- Born: August 6, 1949 (age 77) Santa Monica, CA USA
- Occupation: Internet engineer

= Dave Crocker (engineer) =

American network engineer

David Howard Crocker is an American network engineer, known for his work on the development of networked email since the early 1970s, when he worked with ARPANET (which became the technical foundation of the Internet) while he was an undergraduate student at UCLA. He was introduced to the ARPANET work by his brother, Steve Crocker, another pioneer of the Internet, who created the ARPA Network Working Group and the Request for Comments (RFC) series of formally published documents in 1969.

Crocker earned a Bachelor of Arts degree in Psychology at UCLA in 1975. While at UCLA, he was Director for the UCLA Helpline, a telephone crisis counseling service. He became a researcher at RAND Corporation in Los Angeles while pursuing a master's degree. At RAND, Crocker designed the "MS" Personal Messaging System. Following shortly after UCLA, RAND was one of a handful of places that had the earliest nodes of the Internet. In 1977 he obtained a Master of Arts degree at the USC Annenberg School for Communication, now called USC Annenberg School for Communication and Journalism. While doing additional graduate studies in Computer Science at the University of Delaware, from 1978 to 1982, he developed MMDF, a message transfer agent program for email servers. He ran MMDF as a telephone-based ARPANET gateway service for CSNET, which was a forerunner for NSFNET.
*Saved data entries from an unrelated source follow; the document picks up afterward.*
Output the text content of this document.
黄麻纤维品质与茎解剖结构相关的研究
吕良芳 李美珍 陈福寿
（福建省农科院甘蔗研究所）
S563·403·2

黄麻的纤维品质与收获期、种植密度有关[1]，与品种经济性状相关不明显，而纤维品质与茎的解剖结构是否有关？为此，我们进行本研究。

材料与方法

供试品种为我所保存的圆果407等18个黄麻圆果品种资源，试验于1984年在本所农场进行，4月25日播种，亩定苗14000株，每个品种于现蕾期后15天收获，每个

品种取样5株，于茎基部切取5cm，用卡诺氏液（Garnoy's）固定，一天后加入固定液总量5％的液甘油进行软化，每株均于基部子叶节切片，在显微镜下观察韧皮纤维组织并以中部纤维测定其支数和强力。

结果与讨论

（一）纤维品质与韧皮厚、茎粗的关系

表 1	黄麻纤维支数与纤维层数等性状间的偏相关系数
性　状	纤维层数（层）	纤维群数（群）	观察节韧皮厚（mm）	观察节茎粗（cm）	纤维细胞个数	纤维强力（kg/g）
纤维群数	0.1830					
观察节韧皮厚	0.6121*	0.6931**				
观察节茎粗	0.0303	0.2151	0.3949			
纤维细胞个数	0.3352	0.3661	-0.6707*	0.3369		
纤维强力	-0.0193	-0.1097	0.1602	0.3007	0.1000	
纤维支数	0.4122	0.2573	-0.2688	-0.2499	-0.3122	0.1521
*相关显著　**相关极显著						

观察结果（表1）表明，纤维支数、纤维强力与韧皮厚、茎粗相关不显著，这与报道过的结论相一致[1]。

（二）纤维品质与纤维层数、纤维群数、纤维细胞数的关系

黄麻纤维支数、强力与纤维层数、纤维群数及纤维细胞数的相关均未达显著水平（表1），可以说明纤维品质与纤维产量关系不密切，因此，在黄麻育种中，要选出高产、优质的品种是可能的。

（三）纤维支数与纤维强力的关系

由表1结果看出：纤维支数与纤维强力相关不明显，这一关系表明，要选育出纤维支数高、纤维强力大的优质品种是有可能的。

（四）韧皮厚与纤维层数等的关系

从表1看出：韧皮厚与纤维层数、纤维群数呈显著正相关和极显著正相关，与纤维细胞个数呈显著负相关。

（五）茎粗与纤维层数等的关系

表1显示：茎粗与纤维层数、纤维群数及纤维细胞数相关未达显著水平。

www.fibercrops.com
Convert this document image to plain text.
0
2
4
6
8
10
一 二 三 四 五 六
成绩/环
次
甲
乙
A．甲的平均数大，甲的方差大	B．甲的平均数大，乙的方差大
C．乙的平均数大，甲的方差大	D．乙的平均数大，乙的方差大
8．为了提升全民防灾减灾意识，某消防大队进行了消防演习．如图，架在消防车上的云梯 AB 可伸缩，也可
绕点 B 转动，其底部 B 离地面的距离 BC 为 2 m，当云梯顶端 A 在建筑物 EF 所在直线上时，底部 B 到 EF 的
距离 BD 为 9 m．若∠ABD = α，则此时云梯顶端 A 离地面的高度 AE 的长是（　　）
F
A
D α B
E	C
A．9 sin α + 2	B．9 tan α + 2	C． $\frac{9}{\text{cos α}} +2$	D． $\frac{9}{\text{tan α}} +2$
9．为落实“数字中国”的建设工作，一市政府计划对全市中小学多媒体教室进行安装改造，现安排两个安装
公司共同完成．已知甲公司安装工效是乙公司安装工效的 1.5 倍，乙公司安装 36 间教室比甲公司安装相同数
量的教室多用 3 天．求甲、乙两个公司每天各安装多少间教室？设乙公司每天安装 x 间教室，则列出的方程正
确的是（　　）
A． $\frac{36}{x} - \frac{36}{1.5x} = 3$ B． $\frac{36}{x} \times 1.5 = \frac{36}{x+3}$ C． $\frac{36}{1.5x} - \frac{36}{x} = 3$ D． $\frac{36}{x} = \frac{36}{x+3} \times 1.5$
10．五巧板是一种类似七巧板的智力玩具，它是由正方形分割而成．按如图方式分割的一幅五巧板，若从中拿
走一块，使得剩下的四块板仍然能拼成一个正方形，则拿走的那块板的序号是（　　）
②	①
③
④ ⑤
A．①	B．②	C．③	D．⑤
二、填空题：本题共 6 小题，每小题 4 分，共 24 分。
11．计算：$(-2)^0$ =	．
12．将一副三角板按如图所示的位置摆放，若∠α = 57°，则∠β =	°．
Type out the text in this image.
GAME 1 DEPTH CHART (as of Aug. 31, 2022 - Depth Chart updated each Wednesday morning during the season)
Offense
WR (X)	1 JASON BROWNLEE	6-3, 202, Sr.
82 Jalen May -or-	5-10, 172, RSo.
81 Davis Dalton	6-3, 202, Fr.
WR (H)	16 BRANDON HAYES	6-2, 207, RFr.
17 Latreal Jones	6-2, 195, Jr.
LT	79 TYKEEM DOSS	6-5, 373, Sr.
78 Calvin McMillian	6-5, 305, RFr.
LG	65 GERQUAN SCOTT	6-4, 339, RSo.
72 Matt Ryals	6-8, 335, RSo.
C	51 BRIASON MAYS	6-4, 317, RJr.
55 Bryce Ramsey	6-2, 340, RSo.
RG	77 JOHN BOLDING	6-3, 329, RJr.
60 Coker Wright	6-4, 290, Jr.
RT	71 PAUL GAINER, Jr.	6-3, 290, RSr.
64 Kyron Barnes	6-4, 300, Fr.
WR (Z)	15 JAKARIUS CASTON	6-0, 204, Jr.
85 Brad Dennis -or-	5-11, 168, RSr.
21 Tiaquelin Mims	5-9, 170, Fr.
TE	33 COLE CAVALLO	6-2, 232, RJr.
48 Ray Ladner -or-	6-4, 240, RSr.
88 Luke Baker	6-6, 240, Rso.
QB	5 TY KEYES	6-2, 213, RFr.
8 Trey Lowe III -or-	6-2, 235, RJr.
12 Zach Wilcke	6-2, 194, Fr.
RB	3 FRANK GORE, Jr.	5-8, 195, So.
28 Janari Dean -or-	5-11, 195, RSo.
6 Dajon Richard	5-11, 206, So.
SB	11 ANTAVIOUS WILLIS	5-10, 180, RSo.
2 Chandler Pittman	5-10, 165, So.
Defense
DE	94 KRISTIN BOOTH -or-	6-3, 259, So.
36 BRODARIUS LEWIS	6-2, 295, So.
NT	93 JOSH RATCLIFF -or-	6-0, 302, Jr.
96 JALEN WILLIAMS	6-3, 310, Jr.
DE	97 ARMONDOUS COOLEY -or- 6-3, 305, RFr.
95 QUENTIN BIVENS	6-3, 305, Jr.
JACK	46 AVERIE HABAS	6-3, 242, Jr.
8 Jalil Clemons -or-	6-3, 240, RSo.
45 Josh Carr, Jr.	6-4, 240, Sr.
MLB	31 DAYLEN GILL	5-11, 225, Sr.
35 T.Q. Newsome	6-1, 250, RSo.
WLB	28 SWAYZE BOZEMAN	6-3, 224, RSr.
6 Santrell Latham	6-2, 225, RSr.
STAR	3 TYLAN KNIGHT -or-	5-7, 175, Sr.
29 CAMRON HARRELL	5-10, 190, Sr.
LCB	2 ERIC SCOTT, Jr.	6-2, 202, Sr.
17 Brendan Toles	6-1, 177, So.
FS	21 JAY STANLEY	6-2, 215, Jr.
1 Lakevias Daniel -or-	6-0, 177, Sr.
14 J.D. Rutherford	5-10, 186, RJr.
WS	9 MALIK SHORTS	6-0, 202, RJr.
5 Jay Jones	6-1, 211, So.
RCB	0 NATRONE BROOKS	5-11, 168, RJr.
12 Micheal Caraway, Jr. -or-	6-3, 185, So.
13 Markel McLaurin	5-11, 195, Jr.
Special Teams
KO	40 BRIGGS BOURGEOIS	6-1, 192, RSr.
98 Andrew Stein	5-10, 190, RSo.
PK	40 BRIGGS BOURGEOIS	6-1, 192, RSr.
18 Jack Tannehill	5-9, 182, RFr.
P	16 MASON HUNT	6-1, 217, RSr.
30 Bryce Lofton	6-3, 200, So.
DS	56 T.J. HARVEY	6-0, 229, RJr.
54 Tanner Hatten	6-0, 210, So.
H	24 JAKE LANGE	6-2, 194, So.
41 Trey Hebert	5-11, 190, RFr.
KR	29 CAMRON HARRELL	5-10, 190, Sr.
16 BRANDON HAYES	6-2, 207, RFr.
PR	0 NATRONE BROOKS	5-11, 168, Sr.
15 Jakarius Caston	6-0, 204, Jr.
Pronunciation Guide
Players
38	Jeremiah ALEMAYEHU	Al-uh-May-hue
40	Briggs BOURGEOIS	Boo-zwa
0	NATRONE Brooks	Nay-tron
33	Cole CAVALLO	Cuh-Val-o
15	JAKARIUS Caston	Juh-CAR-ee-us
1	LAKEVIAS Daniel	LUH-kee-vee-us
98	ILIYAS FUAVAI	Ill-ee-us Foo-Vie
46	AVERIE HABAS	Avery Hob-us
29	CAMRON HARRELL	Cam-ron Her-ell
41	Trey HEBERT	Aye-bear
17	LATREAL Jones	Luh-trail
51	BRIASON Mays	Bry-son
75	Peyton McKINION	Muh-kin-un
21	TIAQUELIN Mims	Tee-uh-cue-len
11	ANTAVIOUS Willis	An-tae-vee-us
Crocker was the author of RFC 822, which was published in 1982 to define the format of Internet mail messages, and he was the first listed author of the earlier RFC 733 on which it was based in 1977. By 1974, the year before he obtained his bachelor's degree, he had been listed as an author or credited by name in at least 19 RFCs (351, 352, 462, 498, 539, 560, 577, 581, 585, 615, 645, and 651 through 658), most of which were focused on email or the Telnet protocol for client/server computer terminal communication. As of 2022, he had authored 68 RFCs.

He was co-architect and Director of System Development at MCI Digital Information Services Company on the MCI Mail service, and worked there with Vint Cerf to build it into a national email service. After working at MCI from 1983 to 1985, he held networking-related engineering management positions at Ungermann-Bass, The Wollongong Group, and Digital Equipment Corporation, before founding his own consultancy company, Brandenburg InternetWorking, in 1991. Since founding Brandenburg InternetWorking, he has had a role in founding several other companies and the Internet Mail Consortium.

He was one of the original IETF Area Directors, serving from 1989–1995.

==Awards and honors==
Crocker received the 2004 IEEE Internet Award along with Raymond Tomlinson for their work on the "conceptualization, first implementation, and standardization of networked email".